Be More Diligent. Get More Done.
GOOD CLINICAL PRACTICE
When implementing quality decisions and compliance solutions for your Good Clinical Practice (GCP) investigations, Kymanox draws on its extensive life science and translational medicine experience. We prioritize patient safety and utilize expert project management to ensure scope, schedule, budget, and risk are tracked and communicated throughout your clinical programs.
GCP Compliance Solutions
The Kymanox approach to GCP is synchronized with FDA and EMA statutes and relevant industry guidelines — and also with patient centricity. Kymanox understands your business; we find collaborative, cost-effective solutions focused on the entire lifecycle, from pre-clinical through commercialization and post-marketing activities.
The Kymanox GCP Compliance Team provides services in the following areas:
- Clinical Quality Management System Development and Optimization
- Third Party Audits of Global Clinical Research Organizations (CROs), Investigator Sites, Central Laboratories, and Clinical Trial Supply and Distribution Centers
- Good Documentation Practices and Data Integrity Implementation and Monitoring
- Procedure Development, Training, and Implementation Based on Our www.KymanoxWORKS.com Good Clinical Practice Toolkit
- Clinical Trial Material and Investigational Medicinal Product Support
- Clinical Compliance Gap Assessments
- Vendor Management of Contracted Services and Review of Quality Agreements
- Regulatory Inspection Readiness (e.g., FDA/EMA Mock Audits)
- Seamless Integration with Kymanox Clinical Affairs Support and Clinical Decision Making
Enhanced Regulatory Interactions
With Subject Matter Experts (SMEs) that are Medical Doctors, Public Health Professionals, Biomedical Scientists, Statisticians, Software Validation Engineers, and Global Quality Assurance and Regulatory Compliance Professionals, the Kymanox team eliminates the ambiguity surrounding regulations, published guidance, and study protocol requirements.
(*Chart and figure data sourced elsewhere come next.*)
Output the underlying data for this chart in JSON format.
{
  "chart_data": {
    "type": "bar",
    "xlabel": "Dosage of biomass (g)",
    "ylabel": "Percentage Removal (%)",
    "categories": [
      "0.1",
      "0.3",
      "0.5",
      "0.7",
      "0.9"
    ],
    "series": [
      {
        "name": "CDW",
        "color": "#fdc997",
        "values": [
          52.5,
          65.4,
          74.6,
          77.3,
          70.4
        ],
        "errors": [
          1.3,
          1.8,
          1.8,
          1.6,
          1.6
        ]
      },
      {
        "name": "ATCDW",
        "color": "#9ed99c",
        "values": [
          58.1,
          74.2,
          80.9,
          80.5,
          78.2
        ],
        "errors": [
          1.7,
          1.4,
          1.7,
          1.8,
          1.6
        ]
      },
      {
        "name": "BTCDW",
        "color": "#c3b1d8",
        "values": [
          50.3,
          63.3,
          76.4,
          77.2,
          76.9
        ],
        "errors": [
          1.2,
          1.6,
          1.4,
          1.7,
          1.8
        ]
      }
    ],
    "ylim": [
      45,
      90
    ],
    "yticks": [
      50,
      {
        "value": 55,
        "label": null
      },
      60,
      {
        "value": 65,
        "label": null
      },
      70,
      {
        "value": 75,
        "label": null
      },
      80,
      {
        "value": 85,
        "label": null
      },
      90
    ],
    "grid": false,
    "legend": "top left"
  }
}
Kymanox ensures regulatory body expectations, internal processes, and clinical outputs are clear and, most importantly, well-documented. With the support of Kymanox, your interactions with governing regulatory bodies are more predictable, efficient, and productive with fewer nonconformities, questions, and delays. Together with you, we help implement a GCP quality framework that produces documentation to support Right First Time (RFT) regulatory submissions with properly documented and summarized findings from well-controlled clinical studies.